John Farrell led a revamped but very talented Boston Red Sox team to an unexpected resurgence to the top of the American League’s East division. The Red Sox went from worst to first, which is always an impressive feat.
The Red Sox had cleaned house after finishing 69-93 under skipper Bobby Valentine. Gone from the lineup were Adrian Gonzalez, Carl Crawford, and Kevin Youkilis. Gone from the rotation were Josh Beckett and Daisuke Matsuzaka. Enter Mike Napoli, Johnny Gomes, Shane Victorino, and a whole new bullpen. And enter John Farrell.
The results were impressive, as the Red Sox won 97 games, tied with the St. Louis Cardinals for best record in the majors. That they went on to win the World Series won’t matter in the Manager of the Year voting, as the ballots are cast at the end of the regular season.

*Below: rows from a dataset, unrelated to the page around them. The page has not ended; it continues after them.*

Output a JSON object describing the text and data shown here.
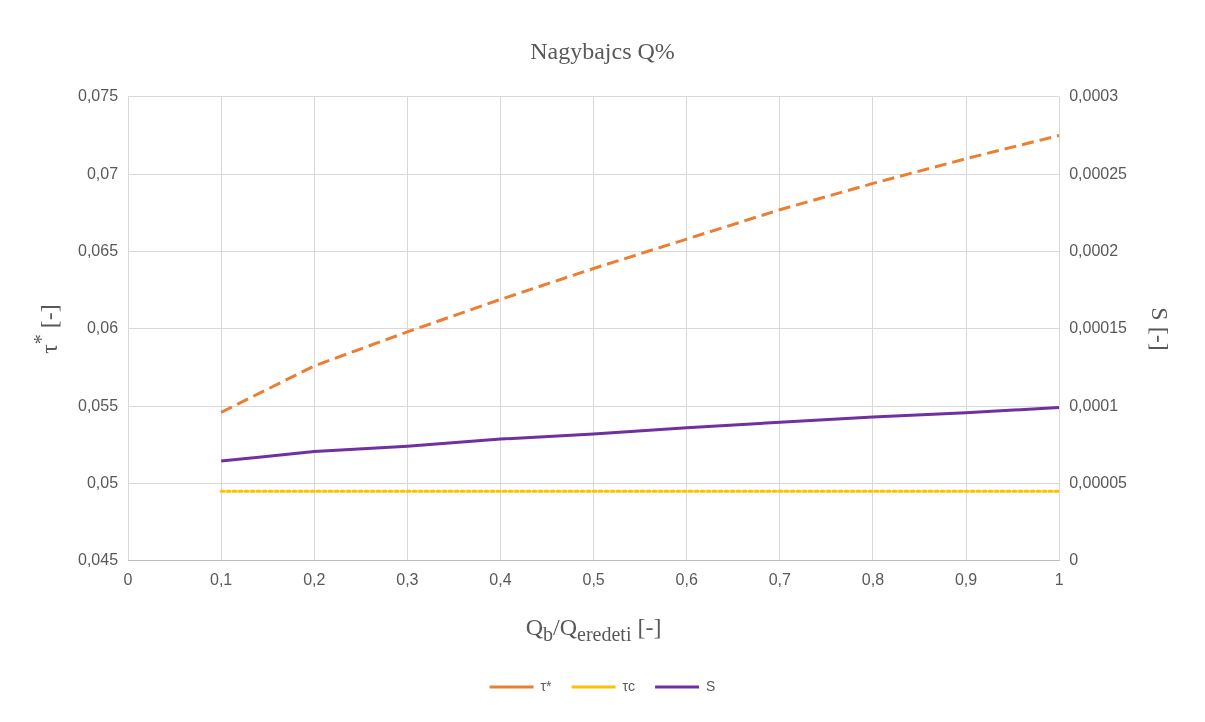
{
  "chart_data": {
    "type": "line",
    "title": "Nagybajcs Q%",
    "xlabel": "Q$_{b}$/Q$_{eredeti}$ [-]",
    "ylabel": "τ$^{*}$ [-]",
    "y2label": "S [-]",
    "x": [
      0.1,
      0.2,
      0.3,
      0.4,
      0.5,
      0.6,
      0.7,
      0.8,
      0.9,
      1
    ],
    "series": [
      {
        "name": "τ*",
        "color": "#ed7d31",
        "line_style": "dashed",
        "values": [
          0.0546,
          0.0576,
          0.0598,
          0.0619,
          0.0639,
          0.0658,
          0.0677,
          0.0694,
          0.071,
          0.0725
        ]
      },
      {
        "name": "τc",
        "color": "#ffc000",
        "line_style": "dotted",
        "values": [
          0.0495,
          0.0495,
          0.0495,
          0.0495,
          0.0495,
          0.0495,
          0.0495,
          0.0495,
          0.0495,
          0.0495
        ]
      },
      {
        "name": "S",
        "color": "#7030a0",
        "line_style": "solid",
        "axis": "y2",
        "values": [
          6.45e-05,
          7.06e-05,
          7.4e-05,
          7.87e-05,
          8.2e-05,
          8.6e-05,
          8.96e-05,
          9.3e-05,
          9.57e-05,
          9.91e-05
        ]
      }
    ],
    "xlim": [
      0,
      1
    ],
    "xticks": [
      0,
      {
        "value": 0.1,
        "label": "0,1"
      },
      {
        "value": 0.2,
        "label": "0,2"
      },
      {
        "value": 0.3,
        "label": "0,3"
      },
      {
        "value": 0.4,
        "label": "0,4"
      },
      {
        "value": 0.5,
        "label": "0,5"
      },
      {
        "value": 0.6,
        "label": "0,6"
      },
      {
        "value": 0.7,
        "label": "0,7"
      },
      {
        "value": 0.8,
        "label": "0,8"
      },
      {
        "value": 0.9,
        "label": "0,9"
      },
      1
    ],
    "ylim": [
      0.045,
      0.075
    ],
    "yticks": [
      {
        "value": 0.045,
        "label": "0,045"
      },
      {
        "value": 0.05,
        "label": "0,05"
      },
      {
        "value": 0.055,
        "label": "0,055"
      },
      {
        "value": 0.06,
        "label": "0,06"
      },
      {
        "value": 0.065,
        "label": "0,065"
      },
      {
        "value": 0.07,
        "label": "0,07"
      },
      {
        "value": 0.075,
        "label": "0,075"
      }
    ],
    "y2lim": [
      0,
      0.0003
    ],
    "y2ticks": [
      0,
      {
        "value": 5e-05,
        "label": "0,00005"
      },
      {
        "value": 0.0001,
        "label": "0,0001"
      },
      {
        "value": 0.00015,
        "label": "0,00015"
      },
      {
        "value": 0.0002,
        "label": "0,0002"
      },
      {
        "value": 0.00025,
        "label": "0,00025"
      },
      {
        "value": 0.0003,
        "label": "0,0003"
      }
    ],
    "grid": true,
    "legend": "bottom",
    "marker": "none"
  }
}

Terry Francona is another former Red Sox manager who led the Cleveland Indians to a 92 win season, good for a wild card playoff berth and finishing within one game of the Tigers for first place in the American League’s Central division. Okay, the division race was not as close as it appears in the rear view mirror, but the Tribe’s finish was impressive nonetheless.

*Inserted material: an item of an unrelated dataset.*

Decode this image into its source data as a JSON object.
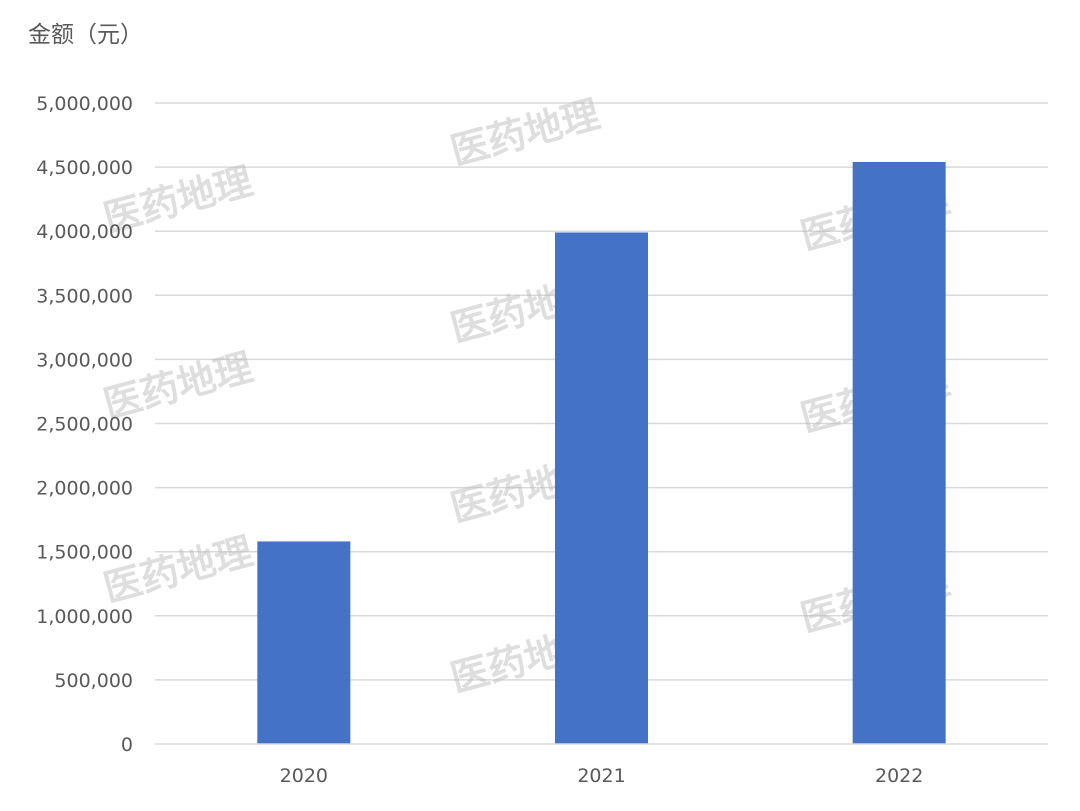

After contending for much of the 2012 season, Cleveland sunk to a 68-94 record for a finish, 20 games out of first place and low enough to land one of the top ten draft picks, which were protected from being taken as compensation for signing free agents. They added Michael Bourn and Nick Swisher, as well as Francona. The 29 game improvement from one season to the next was second only to Boston.
Bob Melvin led the Oakland A’s to their second straight AL West division title. Even after surprising the higher spending and more favored Los Angeles Angels and Texas Rangers in 2012, most forecasts had the A’s in third place at the beginning of the season. Instead, they followed up a 94 win season with 96 victories in 2013, 5 1/2 games ahead of the Rangers, and 18 games ahead of the Angels.
Melvin’s A’s won with a payroll of under $62 million, or less than half that of their two main division rivals. No Oakland player earns an eight figure salary, and they seemingly have new rookies in the rotation every year, yet they keep on winning, and the experts keep on underestimating them.
Who do you think deserves to be the American League Manager of the Year?